Doctors treat Parkinson's with dopamine replacement therapy, often a medicine called levodopa. The brain converts levodopa into dopamine, and at proper doses, this leads to resolution of symptoms. But as dose and duration grow, a side effect called dyskinesia can develop. After a decade, about 95 percent of Parkinson's patients will experience some degree of involuntary dyskinesia, Subramaniam says.
Dyskinesia is different than tremor, according to the Michael J. Fox Foundation.
"It can look like fidgeting, writhing, wriggling, head bobbing or body swaying," the foundation explains. "Many people say they prefer dyskinesia to stiffness or decreased mobility. Others, though, have painful dyskinesia or movements that interfere with exercise or social or daily activities."
The reason for its development has eluded scientists.
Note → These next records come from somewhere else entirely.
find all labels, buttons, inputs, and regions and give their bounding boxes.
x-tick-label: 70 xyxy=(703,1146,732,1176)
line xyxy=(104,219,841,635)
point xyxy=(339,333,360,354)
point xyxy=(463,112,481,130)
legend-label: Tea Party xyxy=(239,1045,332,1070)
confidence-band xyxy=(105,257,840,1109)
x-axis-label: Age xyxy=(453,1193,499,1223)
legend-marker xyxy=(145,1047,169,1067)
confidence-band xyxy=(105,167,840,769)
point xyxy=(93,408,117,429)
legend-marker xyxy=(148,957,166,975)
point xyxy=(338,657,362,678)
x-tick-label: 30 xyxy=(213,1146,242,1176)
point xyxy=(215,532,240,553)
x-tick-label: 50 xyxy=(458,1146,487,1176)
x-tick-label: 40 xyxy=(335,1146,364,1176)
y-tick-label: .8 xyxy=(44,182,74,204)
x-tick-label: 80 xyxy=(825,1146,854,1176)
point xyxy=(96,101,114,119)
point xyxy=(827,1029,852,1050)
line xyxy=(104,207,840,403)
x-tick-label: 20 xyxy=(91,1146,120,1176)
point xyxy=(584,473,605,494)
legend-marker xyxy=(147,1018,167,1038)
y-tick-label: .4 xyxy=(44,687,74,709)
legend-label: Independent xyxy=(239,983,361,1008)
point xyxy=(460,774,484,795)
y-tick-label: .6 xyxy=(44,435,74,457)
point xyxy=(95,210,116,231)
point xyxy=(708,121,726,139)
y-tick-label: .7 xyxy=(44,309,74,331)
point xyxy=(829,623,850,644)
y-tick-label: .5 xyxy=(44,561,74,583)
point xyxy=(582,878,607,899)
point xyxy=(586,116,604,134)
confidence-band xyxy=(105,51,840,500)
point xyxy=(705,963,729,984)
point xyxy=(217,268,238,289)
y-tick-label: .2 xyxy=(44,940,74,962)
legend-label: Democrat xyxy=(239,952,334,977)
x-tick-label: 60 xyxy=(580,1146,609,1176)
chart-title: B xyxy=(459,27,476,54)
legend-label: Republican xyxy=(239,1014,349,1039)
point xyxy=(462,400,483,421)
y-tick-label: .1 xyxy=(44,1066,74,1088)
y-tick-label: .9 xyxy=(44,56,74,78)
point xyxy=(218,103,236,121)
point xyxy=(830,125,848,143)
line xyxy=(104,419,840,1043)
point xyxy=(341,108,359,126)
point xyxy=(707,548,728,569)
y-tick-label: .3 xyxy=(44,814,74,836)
Subramaniam and his team had studied the problem over the past decade, leading them eventually to the discovery that RasGRP1 signaling was a main culprit.
"There is an immediate need for new therapeutic targets to stop LID, or L-DOPA-induced dyskinesia in Parkinson's disease," Subramaniam says. "The treatments now available work poorly and have many additional unwanted side effects. We believe this represents an important step toward better options for people with Parkinson's."
The next steps in the research will be discovering the best route to selectively reducing expression of RasGRP1 in the striatum while not affecting its expression in other areas of the body, Subramaniam says.
"The good news is that in mice, a total lack of RasGRP1 is not lethal, so we think that blocking RasGRP1 with drugs, or even with gene therapy, may have very little or no major side effects," Subramaniam says.
"It's rare for a nonprofit institution to possess the medicinal chemistry and drug development expertise needed to identify and develop such a therapy, but we have that at Scripps Research," Subramaniam says. "Our next task is to develop suitable compounds capable of blocking RasGRP1 in the striatum."